Sunday, June 17, 2012

Pleasant Legends


But understand this: if the owner of the house had known in what part of the night the thief was coming, he would have stayed awake and would not have let his house be broken into. Therefore you also must be ready, for the Son of Man is coming at an unexpected hour. (Matthew 24:43-44)

Lake Town is a thriving, bustling marketplace. It is the successor to an earlier town built on the shores of the Long Lake but destroyed years ago, when Smaug came and took over the Lonely Mountain, driving the dwarves away (those who survived, that is). Although the dragon occasionally ventures out to wreak havoc among the men on the lake shore, most of the time they give little thought to history and its implications. Tolkien describes the scene thus:

"But men remembered little of all that, though some still sang old songs of the dwarf-kings of the Mountain, Thror and Thrain of the race of Durin, and of the coming of the Dragon, and the fall of the lords of Dale. Some sang too that Thror and Thrain would come back one day and gold would flow in rivers, through the mountain-gates, and all that land would be filled with new song and new laughter. But this pleasant legend did not much affect their daily business."

Little do they know that Thorin, son of Thrain and grandson of Thror, is about to enter their town and declare his intentions to reclaim the dwarves' treasure, and that their pleasant legends are about to become very real.

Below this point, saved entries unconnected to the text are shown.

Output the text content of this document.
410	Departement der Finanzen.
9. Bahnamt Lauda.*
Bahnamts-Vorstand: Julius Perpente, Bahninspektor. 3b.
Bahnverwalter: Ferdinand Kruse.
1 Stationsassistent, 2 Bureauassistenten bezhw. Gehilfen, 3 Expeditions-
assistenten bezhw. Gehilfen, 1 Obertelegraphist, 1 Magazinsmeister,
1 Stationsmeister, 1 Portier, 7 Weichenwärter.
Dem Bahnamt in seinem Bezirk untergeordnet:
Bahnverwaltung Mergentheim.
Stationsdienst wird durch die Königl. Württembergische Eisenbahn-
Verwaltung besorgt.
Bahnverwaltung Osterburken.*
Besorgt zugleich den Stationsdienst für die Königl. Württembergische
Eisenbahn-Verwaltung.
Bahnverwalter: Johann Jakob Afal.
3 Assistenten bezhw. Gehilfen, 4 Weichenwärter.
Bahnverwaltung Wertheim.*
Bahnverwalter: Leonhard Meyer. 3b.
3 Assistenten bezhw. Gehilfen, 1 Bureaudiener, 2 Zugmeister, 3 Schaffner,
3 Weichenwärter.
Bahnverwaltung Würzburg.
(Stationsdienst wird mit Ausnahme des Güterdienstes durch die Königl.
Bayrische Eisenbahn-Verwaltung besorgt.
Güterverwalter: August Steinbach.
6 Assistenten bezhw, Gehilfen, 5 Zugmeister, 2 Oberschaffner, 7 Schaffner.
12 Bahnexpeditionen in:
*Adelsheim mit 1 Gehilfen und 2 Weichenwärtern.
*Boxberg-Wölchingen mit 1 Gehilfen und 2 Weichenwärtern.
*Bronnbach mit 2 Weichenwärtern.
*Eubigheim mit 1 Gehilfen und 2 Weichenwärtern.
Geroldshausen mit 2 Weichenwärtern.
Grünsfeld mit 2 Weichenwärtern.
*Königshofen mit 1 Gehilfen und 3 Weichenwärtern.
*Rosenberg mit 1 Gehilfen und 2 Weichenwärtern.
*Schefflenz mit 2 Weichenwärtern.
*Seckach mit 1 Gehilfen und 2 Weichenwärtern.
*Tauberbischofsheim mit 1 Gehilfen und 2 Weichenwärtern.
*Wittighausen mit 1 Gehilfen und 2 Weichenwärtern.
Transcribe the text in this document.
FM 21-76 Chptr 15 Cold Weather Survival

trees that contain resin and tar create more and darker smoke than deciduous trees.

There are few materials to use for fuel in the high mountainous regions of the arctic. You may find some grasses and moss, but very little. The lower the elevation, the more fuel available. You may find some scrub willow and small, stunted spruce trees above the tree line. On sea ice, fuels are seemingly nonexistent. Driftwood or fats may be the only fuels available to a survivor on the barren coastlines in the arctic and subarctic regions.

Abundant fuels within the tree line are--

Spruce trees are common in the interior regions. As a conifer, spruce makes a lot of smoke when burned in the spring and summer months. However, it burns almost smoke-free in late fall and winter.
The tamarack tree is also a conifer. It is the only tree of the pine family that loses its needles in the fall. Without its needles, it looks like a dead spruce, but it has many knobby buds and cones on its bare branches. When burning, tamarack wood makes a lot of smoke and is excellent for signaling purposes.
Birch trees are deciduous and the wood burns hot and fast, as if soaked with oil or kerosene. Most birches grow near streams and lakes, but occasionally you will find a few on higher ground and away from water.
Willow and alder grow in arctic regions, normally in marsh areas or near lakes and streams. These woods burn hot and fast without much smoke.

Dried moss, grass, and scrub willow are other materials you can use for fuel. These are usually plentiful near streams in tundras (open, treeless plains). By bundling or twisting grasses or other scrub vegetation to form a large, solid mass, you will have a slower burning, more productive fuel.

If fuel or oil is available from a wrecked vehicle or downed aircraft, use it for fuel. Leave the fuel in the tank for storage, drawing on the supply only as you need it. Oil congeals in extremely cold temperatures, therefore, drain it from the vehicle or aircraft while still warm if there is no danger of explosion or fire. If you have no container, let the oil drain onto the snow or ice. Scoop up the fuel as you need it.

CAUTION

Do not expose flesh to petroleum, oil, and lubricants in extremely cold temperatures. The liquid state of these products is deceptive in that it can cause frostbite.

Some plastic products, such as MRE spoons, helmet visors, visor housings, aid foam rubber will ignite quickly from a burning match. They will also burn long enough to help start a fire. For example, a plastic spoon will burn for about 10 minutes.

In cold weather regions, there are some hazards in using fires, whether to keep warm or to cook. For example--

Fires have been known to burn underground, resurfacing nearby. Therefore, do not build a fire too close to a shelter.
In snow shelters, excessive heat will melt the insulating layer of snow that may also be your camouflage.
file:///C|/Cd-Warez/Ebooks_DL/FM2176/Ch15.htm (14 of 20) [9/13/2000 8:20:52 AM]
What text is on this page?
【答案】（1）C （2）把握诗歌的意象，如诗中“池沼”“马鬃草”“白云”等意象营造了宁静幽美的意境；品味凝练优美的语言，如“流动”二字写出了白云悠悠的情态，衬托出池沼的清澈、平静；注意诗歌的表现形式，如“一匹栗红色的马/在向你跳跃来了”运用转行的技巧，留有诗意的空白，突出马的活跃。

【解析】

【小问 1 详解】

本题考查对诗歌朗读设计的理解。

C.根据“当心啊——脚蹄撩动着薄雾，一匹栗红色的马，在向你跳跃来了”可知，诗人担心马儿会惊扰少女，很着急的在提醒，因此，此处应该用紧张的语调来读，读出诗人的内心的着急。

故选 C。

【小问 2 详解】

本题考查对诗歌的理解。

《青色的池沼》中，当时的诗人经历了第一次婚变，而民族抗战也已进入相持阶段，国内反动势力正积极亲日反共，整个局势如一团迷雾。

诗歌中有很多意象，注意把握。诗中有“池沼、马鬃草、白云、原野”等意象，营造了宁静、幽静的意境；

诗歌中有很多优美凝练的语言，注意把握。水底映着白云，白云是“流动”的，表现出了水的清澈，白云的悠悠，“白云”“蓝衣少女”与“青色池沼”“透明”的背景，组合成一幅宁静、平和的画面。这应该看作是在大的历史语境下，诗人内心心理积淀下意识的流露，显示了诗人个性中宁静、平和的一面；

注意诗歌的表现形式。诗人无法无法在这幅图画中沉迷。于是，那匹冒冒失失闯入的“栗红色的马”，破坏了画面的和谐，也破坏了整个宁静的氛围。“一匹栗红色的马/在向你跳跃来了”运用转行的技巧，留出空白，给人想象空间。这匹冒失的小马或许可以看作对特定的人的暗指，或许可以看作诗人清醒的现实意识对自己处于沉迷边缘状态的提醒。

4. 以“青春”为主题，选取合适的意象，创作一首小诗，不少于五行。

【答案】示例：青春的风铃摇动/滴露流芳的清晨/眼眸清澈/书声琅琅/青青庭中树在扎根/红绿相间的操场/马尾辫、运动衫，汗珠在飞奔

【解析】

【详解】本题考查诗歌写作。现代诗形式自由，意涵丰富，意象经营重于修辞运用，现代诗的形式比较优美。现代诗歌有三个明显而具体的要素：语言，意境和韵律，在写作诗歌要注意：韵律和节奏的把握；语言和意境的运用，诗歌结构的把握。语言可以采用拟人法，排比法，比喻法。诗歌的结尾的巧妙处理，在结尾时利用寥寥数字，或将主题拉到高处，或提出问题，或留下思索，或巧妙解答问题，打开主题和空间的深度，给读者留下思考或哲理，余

How many of us generally regard some of the more difficult teachings of the Bible, such as Jesus's second coming, as "pleasant legends," things that seem even more remote now, two millennia on? I suspect that most people would be as surprised as the citizens of Lake Town if Jesus were to walk into our churches today. I suspect also that most people would react as the lake men did, as well, thinking the visitor to be a fraud or impostor. How would we determine if he's who he says he is? How would we prepare ourselves for something that he has already told us would be unexpected?

On the other hand, he also told us that "the kingdom of God is among you" (Luke 17:21) and "just as you did it to one of the least of these who are members of my family, you did it to me" (Matthew 25:40). Maybe instead of worrying about when he may come back, we act like he is already here.